In one modality, a polling service methodwhich uses the PPAT 200 is described herein. SuchProbe service method can generally comprise theplacement of a probe service apparatus 100 thatcomprises the PPAT 200 within a 114 sounding, make afirst application of pressure to the probe service apparatus 100, allowing the first application of pressure to thepolling service apparatus! 100 decrease, make asecond application of pressure to the service apparatus of100 probe, allow the second application of pressure toProbe service apparatus 100 is decreased, and communicatea fluid to bore 114, to underground reservoir 102, orboth by means of the PPAT 200. In one modality, the mouth ofaxial flow 230 will remain isolated from the bore 114 and / or theunderground reservoir 102 until the pressure inside thePPAT 200 falls below the lower threshold.
Returning now to Figure 1, in one modality,the polling service method includes placing or "poking"a string of drill pipe 150 inside the borehole114. The drill pipe string 150 may comprisea polling service apparatus 100, for example, the apparatusof the polling service 100 can be integrated into thedrill pipe string 150. As such, the apparatus of theiProbing service 100 and drill string 150 comprise a common axial flow nozzle. In this way, a fluid introduced into the drill string 150 will communicate with the probe service apparatus 1.
As described above, the probe service apparatus 100 may comprise one or more manipulable service tools 160, one or more filters 170, the floating shoe 180, and [the PPAT 200. As such, the positioning of the Probing service 100 may comprise the placement of the PPAT 200. As will be appreciated by those of skill in the art, drill string 150, the probe service apparatus100, or both can be configured such that, when placed in the bore 114, at least one or more manipulable service tools 160, one or more filters 170, the floating shoe 180, and / or the PPAT 200 will be placed at a certain or desirable depth within the sounding 114.
The >tool Manipulable service 160 may generally comprise a device or apparatus that is configured to be operable independently of the manner in which the fluid is emitted therefrom.
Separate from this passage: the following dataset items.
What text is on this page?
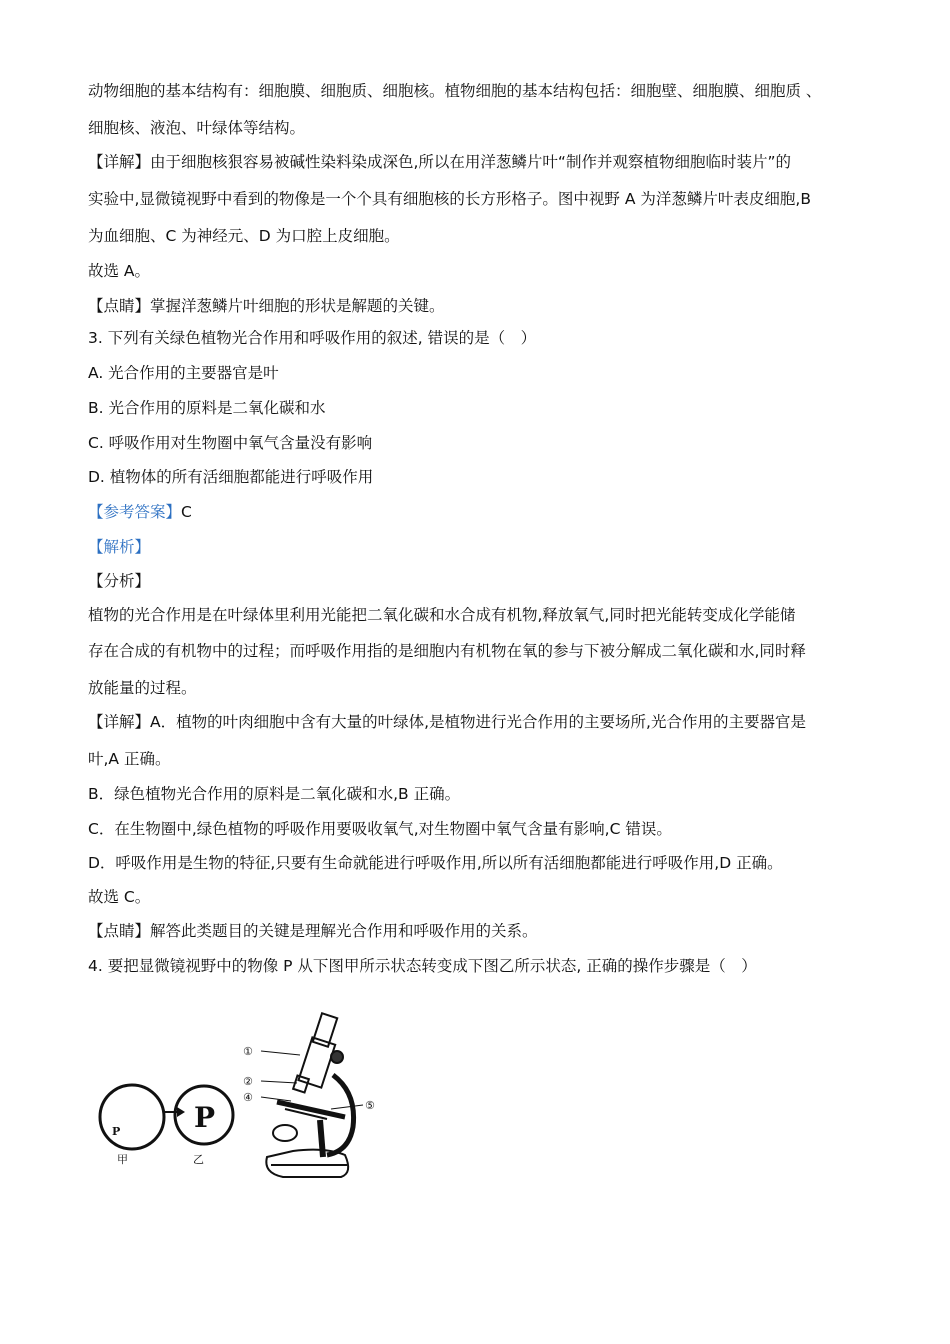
动物细胞的基本结构有：细胞膜、细胞质、细胞核。植物细胞的基本结构包括：细胞壁、细胞膜、细胞质 、
细胞核、液泡、叶绿体等结构。
【详解】由于细胞核狠容易被碱性染料染成深色,所以在用洋葱鳞片叶“制作并观察植物细胞临时装片”的
实验中,显微镜视野中看到的物像是一个个具有细胞核的长方形格子。图中视野 A 为洋葱鳞片叶表皮细胞,B
为血细胞、C 为神经元、D 为口腔上皮细胞。
故选 A。
【点睛】掌握洋葱鳞片叶细胞的形状是解题的关键。
3. 下列有关绿色植物光合作用和呼吸作用的叙述, 错误的是（　）
A. 光合作用的主要器官是叶
B. 光合作用的原料是二氧化碳和水
C. 呼吸作用对生物圈中氧气含量没有影响
D. 植物体的所有活细胞都能进行呼吸作用
【参考答案】C
【解析】
【分析】
植物的光合作用是在叶绿体里利用光能把二氧化碳和水合成有机物,释放氧气,同时把光能转变成化学能储
存在合成的有机物中的过程；而呼吸作用指的是细胞内有机物在氧的参与下被分解成二氧化碳和水,同时释
放能量的过程。
【详解】A．植物的叶肉细胞中含有大量的叶绿体,是植物进行光合作用的主要场所,光合作用的主要器官是
叶,A 正确。
B．绿色植物光合作用的原料是二氧化碳和水,B 正确。
C．在生物圈中,绿色植物的呼吸作用要吸收氧气,对生物圈中氧气含量有影响,C 错误。
D．呼吸作用是生物的特征,只要有生命就能进行呼吸作用,所以所有活细胞都能进行呼吸作用,D 正确。
故选 C。
【点睛】解答此类题目的关键是理解光合作用和呼吸作用的关系。
4. 要把显微镜视野中的物像 P 从下图甲所示状态转变成下图乙所示状态, 正确的操作步骤是（　）
P
甲
P
乙
①
②
④
⑤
Such a manipulable service tool 160 can be manipulated or operated by a variety of means. In one embodiment, a manipulable service tool 160 may be actuated by the insertion of a sealing member (e.g., a ball or dart) into the axial flow mouth of the drill string 150 and circulation through the axial flow mouth so that the sealing member engages a seat within the manipulable service tool 160. With the coupling of the seat, the pressure applied against the obturation member can drive or manipulate the manipulable service tool 160, so thatthat one or more ports are opened or closed in the serviceable service tool 160 and the serviceable service tool 160 is configured for a particular service operation. Once the manipulable service tool 160 is actuated to perform a determined probing service operation, the fluids can be communicated from the inside, the axial flow port of the serviceable service tool 160 to the borehole 114, the underground reservoir 102. , or both. Such a manipulable service tool 160 may be used, for example, in drilling, hydraulic injection, acidification, insulation, laydown or fracturing operations. A non-limiting discussion of manipulable fracturing tools that can be used appropriately can be found in the US Application Serial No.12/358, 079, which is incorporated herein by reference in its entirety. Such manipulable service tools are co-commercially available from Halliburton Energy Services in Duncan, Oklahoma as Delta Stim® Sleeves.
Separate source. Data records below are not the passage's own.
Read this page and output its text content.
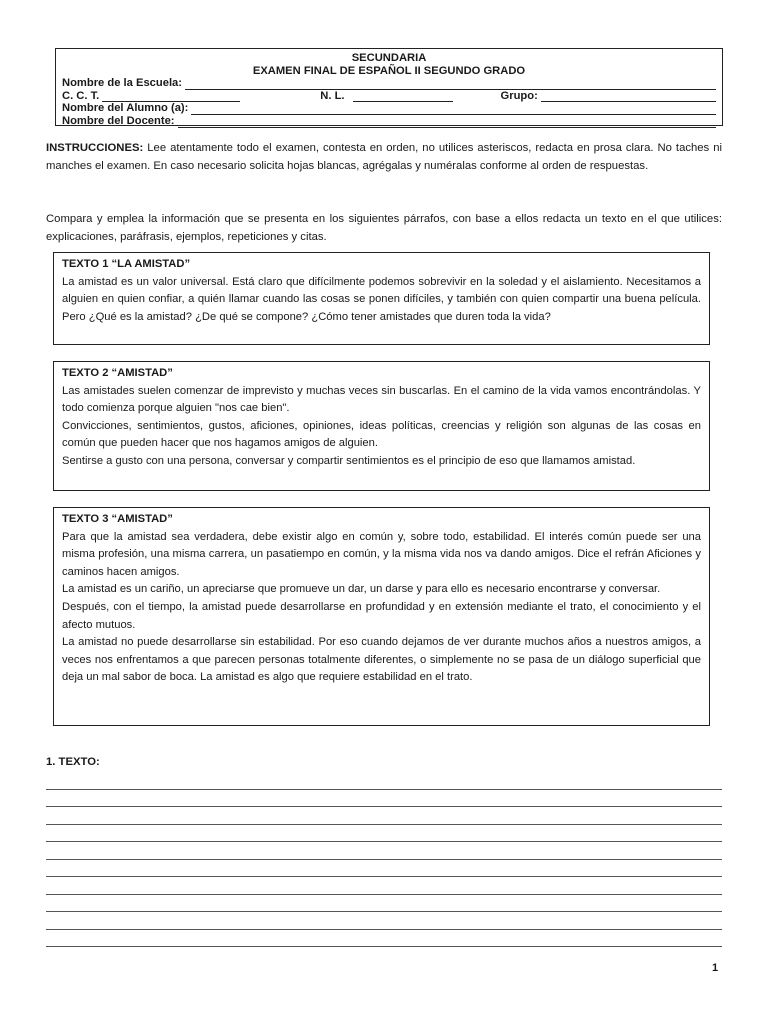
SECUNDARIA
EXAMEN FINAL DE ESPAÑOL II SEGUNDO GRADO
Nombre de la Escuela:
C. C. T.	N. L.	Grupo:
Nombre del Alumno (a):
Nombre del Docente:
INSTRUCCIONES: Lee atentamente todo el examen, contesta en orden, no utilices asteriscos, redacta en prosa clara. No taches ni manches el examen. En caso necesario solicita hojas blancas, agrégalas y numéralas conforme al orden de respuestas.
Compara y emplea la información que se presenta en los siguientes párrafos, con base a ellos redacta un texto en el que utilices: explicaciones, paráfrasis, ejemplos, repeticiones y citas.
TEXTO 1 “LA AMISTAD”

La amistad es un valor universal. Está claro que difícilmente podemos sobrevivir en la soledad y el aislamiento. Necesitamos a alguien en quien confiar, a quién llamar cuando las cosas se ponen difíciles, y también con quien compartir una buena película. Pero ¿Qué es la amistad? ¿De qué se compone? ¿Cómo tener amistades que duren toda la vida?

TEXTO 2 “AMISTAD”

Las amistades suelen comenzar de imprevisto y muchas veces sin buscarlas. En el camino de la vida vamos encontrándolas. Y todo comienza porque alguien "nos cae bien".

Convicciones, sentimientos, gustos, aficiones, opiniones, ideas políticas, creencias y religión son algunas de las cosas en común que pueden hacer que nos hagamos amigos de alguien.

Sentirse a gusto con una persona, conversar y compartir sentimientos es el principio de eso que llamamos amistad.

TEXTO 3 “AMISTAD”

Para que la amistad sea verdadera, debe existir algo en común y, sobre todo, estabilidad. El interés común puede ser una misma profesión, una misma carrera, un pasatiempo en común, y la misma vida nos va dando amigos. Dice el refrán Aficiones y caminos hacen amigos.

La amistad es un cariño, un apreciarse que promueve un dar, un darse y para ello es necesario encontrarse y conversar.

Después, con el tiempo, la amistad puede desarrollarse en profundidad y en extensión mediante el trato, el conocimiento y el afecto mutuos.

La amistad no puede desarrollarse sin estabilidad. Por eso cuando dejamos de ver durante muchos años a nuestros amigos, a veces nos enfrentamos a que parecen personas totalmente diferentes, o simplemente no se pasa de un diálogo superficial que deja un mal sabor de boca. La amistad es algo que requiere estabilidad en el trato.

1. TEXTO:
1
The filter 170 may generally comprise a device or apparatus that can be configured to seal or isolate two or more depths 1 in a sounding to each other by providing a barrier concentrically on and between a string of drill pipe. Non-limiting examples of a filter suitably employed as a filter 170 include a mechanical filter, a stretchable filter, or combinations thereof.
The floating assembly 180 can be any suitable floating assembly. Such floating assemblies and the operation thereof are generally known to those skilled in the art. Non-limiting examples of such a floating assembly include a floating shoe or the like.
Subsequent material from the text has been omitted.